Key compliance takeaways

Studner said, “The emergence of yet another set of programs that encourage disclosures to the Department regarding corporate misconduct that, like other voluntary self-disclosure programs, put a premium on being first in the door places pressure on companies to encourage employees to raise concerns internally and then to investigate them quickly and discreetly.”

But many companies are already doing that. Weinstein, who has helped countless companies design their compliance programs, stressed that he has seen firsthand how much effort and investment companies are putting into their compliance programs, including their global internal reporting systems. “The companies I know spend significant amounts of money hiring incredibly sophisticated staff to handle global hotline complaints,” he said.

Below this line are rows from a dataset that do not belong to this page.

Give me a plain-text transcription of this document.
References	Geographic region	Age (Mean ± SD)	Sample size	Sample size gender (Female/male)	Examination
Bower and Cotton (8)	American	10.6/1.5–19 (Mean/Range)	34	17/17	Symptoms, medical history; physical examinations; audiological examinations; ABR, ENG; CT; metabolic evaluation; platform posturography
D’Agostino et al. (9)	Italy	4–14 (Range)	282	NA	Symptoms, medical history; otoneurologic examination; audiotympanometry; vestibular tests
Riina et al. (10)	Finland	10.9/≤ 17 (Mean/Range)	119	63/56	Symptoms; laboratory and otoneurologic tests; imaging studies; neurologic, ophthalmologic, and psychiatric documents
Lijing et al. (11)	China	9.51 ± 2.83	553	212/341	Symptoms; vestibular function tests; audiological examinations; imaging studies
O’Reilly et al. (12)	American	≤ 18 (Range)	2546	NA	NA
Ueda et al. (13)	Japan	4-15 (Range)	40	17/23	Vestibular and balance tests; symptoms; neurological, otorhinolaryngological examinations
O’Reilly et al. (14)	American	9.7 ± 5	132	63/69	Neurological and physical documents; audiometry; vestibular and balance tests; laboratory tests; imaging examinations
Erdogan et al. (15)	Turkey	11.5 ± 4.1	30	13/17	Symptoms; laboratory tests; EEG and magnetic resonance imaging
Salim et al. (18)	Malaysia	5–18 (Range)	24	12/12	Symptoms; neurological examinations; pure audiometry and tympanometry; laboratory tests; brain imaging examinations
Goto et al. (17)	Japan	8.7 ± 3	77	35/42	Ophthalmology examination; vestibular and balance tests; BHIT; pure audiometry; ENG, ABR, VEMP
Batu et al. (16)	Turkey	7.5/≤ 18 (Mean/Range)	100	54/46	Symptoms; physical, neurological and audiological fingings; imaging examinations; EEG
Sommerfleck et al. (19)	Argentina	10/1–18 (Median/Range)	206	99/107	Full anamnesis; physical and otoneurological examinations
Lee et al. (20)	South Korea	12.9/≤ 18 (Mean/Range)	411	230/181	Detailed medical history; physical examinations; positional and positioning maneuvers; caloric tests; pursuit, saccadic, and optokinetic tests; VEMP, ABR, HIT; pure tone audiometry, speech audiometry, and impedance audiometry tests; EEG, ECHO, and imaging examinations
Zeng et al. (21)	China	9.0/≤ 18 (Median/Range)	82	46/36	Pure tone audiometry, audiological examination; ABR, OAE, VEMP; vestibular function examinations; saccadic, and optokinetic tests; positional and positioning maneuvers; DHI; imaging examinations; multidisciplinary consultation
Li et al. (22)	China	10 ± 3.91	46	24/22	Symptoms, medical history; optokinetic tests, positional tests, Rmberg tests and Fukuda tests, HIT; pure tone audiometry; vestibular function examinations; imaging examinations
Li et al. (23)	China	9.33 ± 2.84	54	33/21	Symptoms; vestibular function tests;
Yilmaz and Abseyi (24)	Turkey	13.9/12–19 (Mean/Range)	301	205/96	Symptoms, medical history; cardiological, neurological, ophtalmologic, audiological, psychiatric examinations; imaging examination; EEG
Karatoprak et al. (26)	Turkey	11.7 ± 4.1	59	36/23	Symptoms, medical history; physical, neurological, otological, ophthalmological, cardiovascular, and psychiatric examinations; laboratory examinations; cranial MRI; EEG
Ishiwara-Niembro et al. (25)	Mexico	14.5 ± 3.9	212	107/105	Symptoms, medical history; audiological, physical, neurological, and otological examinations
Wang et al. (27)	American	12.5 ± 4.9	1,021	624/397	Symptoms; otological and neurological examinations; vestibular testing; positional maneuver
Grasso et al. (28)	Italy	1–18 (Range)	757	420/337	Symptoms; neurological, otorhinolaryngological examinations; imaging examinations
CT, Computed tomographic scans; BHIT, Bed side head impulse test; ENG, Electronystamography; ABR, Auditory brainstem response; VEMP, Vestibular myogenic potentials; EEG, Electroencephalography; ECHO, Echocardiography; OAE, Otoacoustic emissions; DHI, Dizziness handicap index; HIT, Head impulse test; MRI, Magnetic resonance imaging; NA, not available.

For the government to unfairly compete with companies’ compliance programs by offering whistleblowers the potential to receive tens of millions, even hundreds of millions, of dollars, “I don’t think it’s right,” Weinstein added. As long as the government is offering significant sums of money in exchange for information, it’s going to pose a real threat to companies that people will report to the government rather than first making a report internally to the company.


The bottom line is this: Whether individuals with information about corporate wrongdoing report first to a company’s internal compliance program, or whether they approach the government directly, either scenario still means that the company is in a defensive position. It means that it’s likely that wrongdoing already occurred. It means that somewhere along the line, something is amiss within the compliance program or within the company’s culture that needs immediate attention and adjustment.

So, putting the whistleblowing issue aside, the best defense is a bulletproof offense in the context of a compliance program. “The enforcement playing field is only becoming more complex, as companies face more and more ways for the Department to learn of potential misconduct—whether from these pilot programs, enhanced resources at DOJ, or the use of emerging technologies—and a DOJ as intent as ever to pursue corporate enforcement,” Studner said.

He concluded, “Companies should remain vigilant and continue to invest in proactively strengthening compliance programs, particularly through undertaking compliance program assessments, routine monitoring, and testing of higher-risk transactions and engagements.”